Être fier comme un pou (sur son tas de fumier) [ètre fjèr kòm û pu syr sô ta de fymjé]

Fier comme un pour

Fig. A. Pediculus humanus capitis.

[ètre fjèr kòm û pu syr sô ta de fymjé] (loc. capit. PEDICUL.)

Déjà dans les temps surannés l’arrogant n’était pas en odeur de sainteté.

Monté sur ses ergots pour tenter de lâcher ses vents plus haut que son séant, le péteux comme il convient de le nommer a même fait l’objet d’une qualification complète qui s’est un peu contractée par la suite, sans doute pour faciliter son usage.

Être fier comme un pou qui semble faire référence au parasite qui donne la pédiculose du cuir chevelu est en réalité la forme raccourcie d’être fier comme un pou sur son tas de fumier. Une construction étrange puisque même avec l’acuité de la langue surannée il paraît impossible de distinguer un pou sur son tas de fumier; autant chercher une aiguille dans une botte de foin.

Et pour cause, le pou est ici un coq, autrement dit le mâle de la poule. Lui se voit quand il trône en haut de sa motte de paille et d’excréments.

Être fier comme un pou sur son tas de fumier c’est donc pousser un insolent cocorico les deux pieds dans le purin, situation qui devrait s’avérer déplaisante et inconfortable, et conséquemment gêner le gallinacé dans sa condescendance. Mais pour lui il n’en est rien. Le coq-pou est l’un des rares animaux à s’accommoder du lisier. Et à aimer y passer du temps.

Cette origine excrémentielle fait d’être fier comme un pou sur son tas de fumier une expression dépréciante pour celui à qui elle est destinée. Ainsi, même le plus fanfaron des satisfaits de soi ne se vantera pas d’être fier comme un pou sur son tas de fumier. En revanche, les parleurs de la langue surannée ne manqueront pas de le dire à son propos, lui cherchant en quelque sort des poux dans la tête.

Notons que les poux pubiens, ou morpions, ou morbacs, poux suceurs du sous-ordre des anoplura, n’ont rien à voir dans le succès d’être fier comme un pou (sur son tas de fumier), nul ne se prévalant d’en avoir attrapés¹.

La superbe de l’homme moderne éduqué selon les normes hygiénistes consistant notamment à ne pas avoir de poux, être fier comme un pou sera considérée comme une expression surannée à compter du remplacement de la pourtant très sociabilisante séance simiesque d’épouillage² par des produits chimiques dont il se vend plus de dix millions de bouteilles chaque année en France.

Risquant d’écorner un chiffre d’affaires conséquent garanti par la traditionnelle affichette adhésivée sur la porte de toutes les écoles à la belle saison (« Les poux sont de retour à l’école, pensez à vérifier la tête de vos enfants »), fier comme un pou sur son tas de fumier sera éradiquée tout comme la bestiole honnie³.

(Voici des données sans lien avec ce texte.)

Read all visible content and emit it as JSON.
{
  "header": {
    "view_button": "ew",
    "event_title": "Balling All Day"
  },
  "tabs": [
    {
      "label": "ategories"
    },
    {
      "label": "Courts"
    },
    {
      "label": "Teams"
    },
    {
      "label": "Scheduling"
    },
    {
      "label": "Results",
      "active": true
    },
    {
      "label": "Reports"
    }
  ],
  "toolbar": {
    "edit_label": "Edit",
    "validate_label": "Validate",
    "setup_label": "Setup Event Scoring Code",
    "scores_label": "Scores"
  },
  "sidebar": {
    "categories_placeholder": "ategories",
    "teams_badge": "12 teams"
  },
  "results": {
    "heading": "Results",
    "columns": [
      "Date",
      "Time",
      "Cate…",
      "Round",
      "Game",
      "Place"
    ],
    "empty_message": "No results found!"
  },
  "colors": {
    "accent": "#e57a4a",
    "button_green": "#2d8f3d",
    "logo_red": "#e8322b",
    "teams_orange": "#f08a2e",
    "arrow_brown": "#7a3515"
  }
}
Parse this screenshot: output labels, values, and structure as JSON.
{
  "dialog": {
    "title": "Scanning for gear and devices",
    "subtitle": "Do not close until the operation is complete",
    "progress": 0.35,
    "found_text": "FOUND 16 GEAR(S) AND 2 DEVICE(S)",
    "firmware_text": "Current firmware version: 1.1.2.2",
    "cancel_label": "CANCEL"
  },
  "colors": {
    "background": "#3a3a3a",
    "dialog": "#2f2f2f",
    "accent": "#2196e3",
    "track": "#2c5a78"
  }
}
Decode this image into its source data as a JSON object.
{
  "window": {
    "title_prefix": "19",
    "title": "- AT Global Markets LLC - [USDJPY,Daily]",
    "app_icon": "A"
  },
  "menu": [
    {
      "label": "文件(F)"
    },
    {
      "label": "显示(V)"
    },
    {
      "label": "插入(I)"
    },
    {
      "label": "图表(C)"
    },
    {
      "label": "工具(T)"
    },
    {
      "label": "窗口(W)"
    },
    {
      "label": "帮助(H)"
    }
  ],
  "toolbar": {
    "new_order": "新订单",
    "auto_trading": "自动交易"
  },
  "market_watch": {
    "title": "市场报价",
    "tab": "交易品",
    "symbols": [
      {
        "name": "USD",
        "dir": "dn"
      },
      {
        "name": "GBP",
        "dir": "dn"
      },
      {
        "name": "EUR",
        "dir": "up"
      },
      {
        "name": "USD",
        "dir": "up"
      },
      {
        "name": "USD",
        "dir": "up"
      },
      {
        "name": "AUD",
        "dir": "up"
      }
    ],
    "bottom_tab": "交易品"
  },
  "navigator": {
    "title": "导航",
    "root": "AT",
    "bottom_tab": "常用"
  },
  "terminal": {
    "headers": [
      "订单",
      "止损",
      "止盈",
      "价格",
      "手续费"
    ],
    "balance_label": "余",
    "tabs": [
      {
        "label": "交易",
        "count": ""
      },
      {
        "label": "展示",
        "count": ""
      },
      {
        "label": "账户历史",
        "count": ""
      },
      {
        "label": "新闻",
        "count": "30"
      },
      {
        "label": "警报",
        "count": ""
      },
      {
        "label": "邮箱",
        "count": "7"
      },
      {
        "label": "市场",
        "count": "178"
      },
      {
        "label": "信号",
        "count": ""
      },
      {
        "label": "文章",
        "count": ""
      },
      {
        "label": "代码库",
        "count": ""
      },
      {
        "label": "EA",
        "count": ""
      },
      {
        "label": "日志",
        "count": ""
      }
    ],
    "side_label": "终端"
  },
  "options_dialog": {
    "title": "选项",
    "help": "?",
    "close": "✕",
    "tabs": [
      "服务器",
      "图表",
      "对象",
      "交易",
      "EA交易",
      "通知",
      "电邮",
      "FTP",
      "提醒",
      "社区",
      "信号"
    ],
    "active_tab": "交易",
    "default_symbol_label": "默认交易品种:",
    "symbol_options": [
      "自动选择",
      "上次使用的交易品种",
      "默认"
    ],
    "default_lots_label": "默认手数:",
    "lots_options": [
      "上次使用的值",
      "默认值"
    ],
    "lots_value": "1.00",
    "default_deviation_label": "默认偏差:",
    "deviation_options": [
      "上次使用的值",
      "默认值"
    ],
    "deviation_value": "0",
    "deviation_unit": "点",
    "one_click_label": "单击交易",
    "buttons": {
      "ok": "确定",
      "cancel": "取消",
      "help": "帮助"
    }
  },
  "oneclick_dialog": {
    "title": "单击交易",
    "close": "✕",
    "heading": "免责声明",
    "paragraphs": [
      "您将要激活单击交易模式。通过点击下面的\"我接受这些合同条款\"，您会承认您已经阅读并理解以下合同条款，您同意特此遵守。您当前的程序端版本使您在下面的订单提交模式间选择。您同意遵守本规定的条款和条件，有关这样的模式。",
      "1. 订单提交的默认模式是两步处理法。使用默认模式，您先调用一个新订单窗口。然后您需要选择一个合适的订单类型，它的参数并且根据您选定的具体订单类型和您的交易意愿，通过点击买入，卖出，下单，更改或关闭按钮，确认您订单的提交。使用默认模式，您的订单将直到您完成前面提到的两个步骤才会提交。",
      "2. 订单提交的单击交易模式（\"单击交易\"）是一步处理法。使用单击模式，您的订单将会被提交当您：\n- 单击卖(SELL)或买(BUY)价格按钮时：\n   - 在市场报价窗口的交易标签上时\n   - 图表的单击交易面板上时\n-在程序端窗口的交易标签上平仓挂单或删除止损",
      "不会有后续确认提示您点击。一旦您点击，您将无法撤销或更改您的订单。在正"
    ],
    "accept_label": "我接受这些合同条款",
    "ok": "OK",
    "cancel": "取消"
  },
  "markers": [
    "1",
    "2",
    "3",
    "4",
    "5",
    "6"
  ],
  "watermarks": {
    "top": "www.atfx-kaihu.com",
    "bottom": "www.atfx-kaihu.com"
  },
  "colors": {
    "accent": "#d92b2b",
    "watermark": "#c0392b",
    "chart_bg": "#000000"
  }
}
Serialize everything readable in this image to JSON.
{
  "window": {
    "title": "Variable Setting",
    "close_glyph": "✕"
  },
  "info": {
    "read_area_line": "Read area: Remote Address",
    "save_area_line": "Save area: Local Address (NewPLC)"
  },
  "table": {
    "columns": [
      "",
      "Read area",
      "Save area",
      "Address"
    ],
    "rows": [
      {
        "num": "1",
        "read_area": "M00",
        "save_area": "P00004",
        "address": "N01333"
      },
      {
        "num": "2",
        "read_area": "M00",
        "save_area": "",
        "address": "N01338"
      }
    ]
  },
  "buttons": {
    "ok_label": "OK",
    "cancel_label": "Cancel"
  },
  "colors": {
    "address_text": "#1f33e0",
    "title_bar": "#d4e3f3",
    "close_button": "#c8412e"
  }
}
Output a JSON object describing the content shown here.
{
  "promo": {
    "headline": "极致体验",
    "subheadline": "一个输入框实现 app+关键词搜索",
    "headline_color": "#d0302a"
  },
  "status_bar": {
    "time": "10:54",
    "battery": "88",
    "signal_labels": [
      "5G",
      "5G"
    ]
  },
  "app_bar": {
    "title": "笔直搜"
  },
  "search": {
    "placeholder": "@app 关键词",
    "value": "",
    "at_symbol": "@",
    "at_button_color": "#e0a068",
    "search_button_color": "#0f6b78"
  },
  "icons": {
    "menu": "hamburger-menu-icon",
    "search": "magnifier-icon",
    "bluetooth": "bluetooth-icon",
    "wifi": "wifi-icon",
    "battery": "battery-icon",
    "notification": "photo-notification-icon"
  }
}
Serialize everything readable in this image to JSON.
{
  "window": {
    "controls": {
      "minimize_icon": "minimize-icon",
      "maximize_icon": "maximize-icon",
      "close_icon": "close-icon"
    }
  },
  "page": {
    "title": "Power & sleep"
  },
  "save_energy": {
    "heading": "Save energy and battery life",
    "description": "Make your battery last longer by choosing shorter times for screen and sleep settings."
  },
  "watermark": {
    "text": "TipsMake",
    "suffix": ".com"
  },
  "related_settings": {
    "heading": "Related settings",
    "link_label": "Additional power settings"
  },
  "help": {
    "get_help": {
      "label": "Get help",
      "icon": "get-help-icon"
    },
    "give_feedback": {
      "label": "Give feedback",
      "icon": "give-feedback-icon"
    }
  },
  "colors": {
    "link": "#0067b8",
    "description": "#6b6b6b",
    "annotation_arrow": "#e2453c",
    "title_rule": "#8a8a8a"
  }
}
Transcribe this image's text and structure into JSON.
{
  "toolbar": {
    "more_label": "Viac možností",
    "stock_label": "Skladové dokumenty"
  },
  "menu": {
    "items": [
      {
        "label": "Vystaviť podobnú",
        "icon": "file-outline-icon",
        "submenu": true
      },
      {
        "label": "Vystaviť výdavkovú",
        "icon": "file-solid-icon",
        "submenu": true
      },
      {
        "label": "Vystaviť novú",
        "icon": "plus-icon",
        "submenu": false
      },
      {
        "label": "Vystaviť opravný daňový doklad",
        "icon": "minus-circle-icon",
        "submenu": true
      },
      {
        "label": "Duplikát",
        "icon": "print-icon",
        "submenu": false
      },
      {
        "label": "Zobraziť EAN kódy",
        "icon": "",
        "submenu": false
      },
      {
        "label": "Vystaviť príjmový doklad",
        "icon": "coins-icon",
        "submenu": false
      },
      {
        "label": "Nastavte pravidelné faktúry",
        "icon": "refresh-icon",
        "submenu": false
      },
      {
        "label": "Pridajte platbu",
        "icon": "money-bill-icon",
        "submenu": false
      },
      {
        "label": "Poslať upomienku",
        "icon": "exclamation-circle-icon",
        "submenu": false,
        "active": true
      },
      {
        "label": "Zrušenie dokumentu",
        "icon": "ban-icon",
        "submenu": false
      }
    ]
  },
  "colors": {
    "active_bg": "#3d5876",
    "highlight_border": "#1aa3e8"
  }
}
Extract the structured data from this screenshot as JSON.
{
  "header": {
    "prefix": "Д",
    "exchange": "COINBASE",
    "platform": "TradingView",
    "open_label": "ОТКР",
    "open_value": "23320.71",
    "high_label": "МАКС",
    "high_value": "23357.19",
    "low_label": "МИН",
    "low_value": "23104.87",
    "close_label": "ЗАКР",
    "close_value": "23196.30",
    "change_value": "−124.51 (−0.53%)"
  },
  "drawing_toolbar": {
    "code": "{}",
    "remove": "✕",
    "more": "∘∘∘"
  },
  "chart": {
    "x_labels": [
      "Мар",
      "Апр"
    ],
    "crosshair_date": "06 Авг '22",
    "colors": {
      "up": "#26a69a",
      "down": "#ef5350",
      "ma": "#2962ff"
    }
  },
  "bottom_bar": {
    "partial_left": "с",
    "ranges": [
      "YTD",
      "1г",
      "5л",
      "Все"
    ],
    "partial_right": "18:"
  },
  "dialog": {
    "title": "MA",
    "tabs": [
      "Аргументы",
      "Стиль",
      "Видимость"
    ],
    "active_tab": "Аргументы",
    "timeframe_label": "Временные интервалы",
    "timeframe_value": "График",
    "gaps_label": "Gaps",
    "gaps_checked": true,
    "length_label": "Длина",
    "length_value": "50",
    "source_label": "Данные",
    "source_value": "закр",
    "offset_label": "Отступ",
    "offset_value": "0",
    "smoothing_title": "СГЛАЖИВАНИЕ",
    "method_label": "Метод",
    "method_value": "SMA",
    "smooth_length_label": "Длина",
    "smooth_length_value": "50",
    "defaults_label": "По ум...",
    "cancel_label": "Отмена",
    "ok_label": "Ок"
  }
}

Si les morbacs et leurs cousins capillaires peuvent rapporter, on ne va tout de même pas laisser gâcher ça par une expression désuète.

¹Exception faite de Georges Brassens déclamant dans ses Trompettes de la renommée : « Madame la marquise m’a foutu des morpions ».
²Louis XIV adorait se faire épouiller la perruque.
³Pas totalement pour le pou qui doit survivre pour assurer le chiffre de l’année suivante, mais ceci est une autre histoire.